RIA news agency cited a Russian lawmaker's making comments
on the missile test, which North Korea believes can reach the
U.S. West Coast.
“The market is getting more nervous about the prospect of
some kind of a conflict,” said Boris Schlossberg, managing
director of FX strategy at BK Asset Management in New York. “If
they do something over the weekend, even if it’s a mild test,
I’m sure we’re going to open up a with little bit of risk
aversion on Monday.”
The dollar earlier rose to a more than two-month high
against the yen and seven-week high against the euro as wage
data from the September labor market report was seen as a sign
of potentially improving inflation.
Average hourly earnings increased 12 cents, or 0.5 percent,
in September after rising 0.2 percent in August. The gains came
as nonfarm payrolls fell by 33,000 jobs last month after
Hurricanes Harvey and Irma left displaced workers temporarily
unemployed and delayed hiring.
“I think most people realized going in that the headline
numbers would be distorted because of the storms, but the
surprise was the average hourly earnings,” said Win Thin, head
of emerging markets currency strategy at Brown Brothers Harriman
in New York. “This is the missing piece in the Fed’s puzzle.”
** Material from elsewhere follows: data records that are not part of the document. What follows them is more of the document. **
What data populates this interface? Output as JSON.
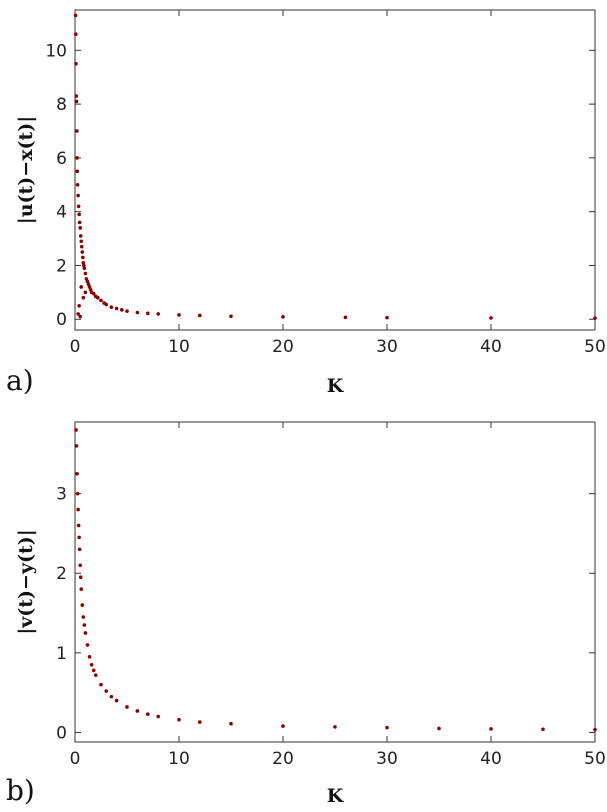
{
  "chart_data": [
    {
      "type": "scatter",
      "panel_label": "a)",
      "xlabel": "K",
      "ylabel": "|u(t)−x(t)|",
      "xlim": [
        0,
        50
      ],
      "ylim": [
        -0.4,
        11.5
      ],
      "xticks": [
        0,
        10,
        20,
        30,
        40,
        50
      ],
      "yticks": [
        0,
        2,
        4,
        6,
        8,
        10
      ],
      "grid": false,
      "color": "#8b0000",
      "series": [
        {
          "x": [
            0.05,
            0.08,
            0.1,
            0.12,
            0.15,
            0.18,
            0.2,
            0.22,
            0.25,
            0.3,
            0.3,
            0.35,
            0.4,
            0.4,
            0.45,
            0.5,
            0.5,
            0.55,
            0.6,
            0.6,
            0.65,
            0.7,
            0.75,
            0.8,
            0.8,
            0.85,
            0.9,
            1.0,
            1.0,
            1.1,
            1.2,
            1.3,
            1.4,
            1.5,
            1.6,
            1.8,
            2.0,
            2.2,
            2.5,
            2.8,
            3.0,
            3.5,
            4.0,
            4.5,
            5.0,
            6.0,
            7.0,
            8.0,
            10.0,
            12.0,
            15.0,
            20.0,
            26.0,
            30.0,
            40.0,
            50.0
          ],
          "y": [
            11.3,
            10.6,
            9.5,
            8.3,
            8.1,
            7.0,
            6.0,
            5.5,
            5.0,
            4.6,
            0.2,
            4.2,
            3.9,
            0.5,
            3.6,
            3.4,
            0.1,
            3.1,
            2.9,
            1.2,
            2.7,
            2.5,
            2.3,
            2.1,
            0.8,
            2.0,
            1.9,
            1.7,
            1.0,
            1.5,
            1.4,
            1.3,
            1.2,
            1.1,
            1.0,
            0.95,
            0.85,
            0.8,
            0.7,
            0.6,
            0.55,
            0.45,
            0.4,
            0.35,
            0.3,
            0.25,
            0.22,
            0.2,
            0.16,
            0.14,
            0.11,
            0.09,
            0.07,
            0.06,
            0.05,
            0.04
          ]
        }
      ]
    },
    {
      "type": "scatter",
      "panel_label": "b)",
      "xlabel": "K",
      "ylabel": "|v(t)−y(t)|",
      "xlim": [
        0,
        50
      ],
      "ylim": [
        -0.12,
        3.9
      ],
      "xticks": [
        0,
        10,
        20,
        30,
        40,
        50
      ],
      "yticks": [
        0,
        1,
        2,
        3
      ],
      "grid": false,
      "color": "#8b0000",
      "series": [
        {
          "x": [
            0.1,
            0.15,
            0.2,
            0.25,
            0.3,
            0.35,
            0.4,
            0.45,
            0.5,
            0.55,
            0.6,
            0.7,
            0.8,
            0.9,
            1.0,
            1.2,
            1.4,
            1.6,
            1.8,
            2.0,
            2.5,
            3.0,
            3.5,
            4.0,
            5.0,
            6.0,
            7.0,
            8.0,
            10.0,
            12.0,
            15.0,
            20.0,
            25.0,
            30.0,
            35.0,
            40.0,
            45.0,
            50.0
          ],
          "y": [
            3.8,
            3.6,
            3.25,
            3.0,
            2.8,
            2.6,
            2.45,
            2.3,
            2.1,
            1.95,
            1.8,
            1.6,
            1.45,
            1.35,
            1.25,
            1.1,
            0.95,
            0.85,
            0.78,
            0.72,
            0.6,
            0.52,
            0.45,
            0.4,
            0.32,
            0.27,
            0.23,
            0.2,
            0.16,
            0.13,
            0.11,
            0.08,
            0.07,
            0.06,
            0.05,
            0.045,
            0.04,
            0.035
          ]
        }
      ]
    }
  ]
}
The greenback jumped as high as 113.43 yen, the
highest level since July 14, before dropping to 112.71. The euro
fell to $1.1670, the lowest level since Aug. 17, before
rising back to $1.1726.
Tepid inflation has been a bugbear for the Federal Reserve,
which has puzzled over why price pressures remain low even as
the job market improves.
The wage improvement boosted already high expectations that
the U.S. central bank will raise rates at its December meeting,
and that further hikes in 2018 are likely.
"The Fed signaled three rate hikes next year for the dot
plots, and the market does not believe that," said Thin. "I
think if we start getting more numbers like that the market is
going to have to believe it more and more."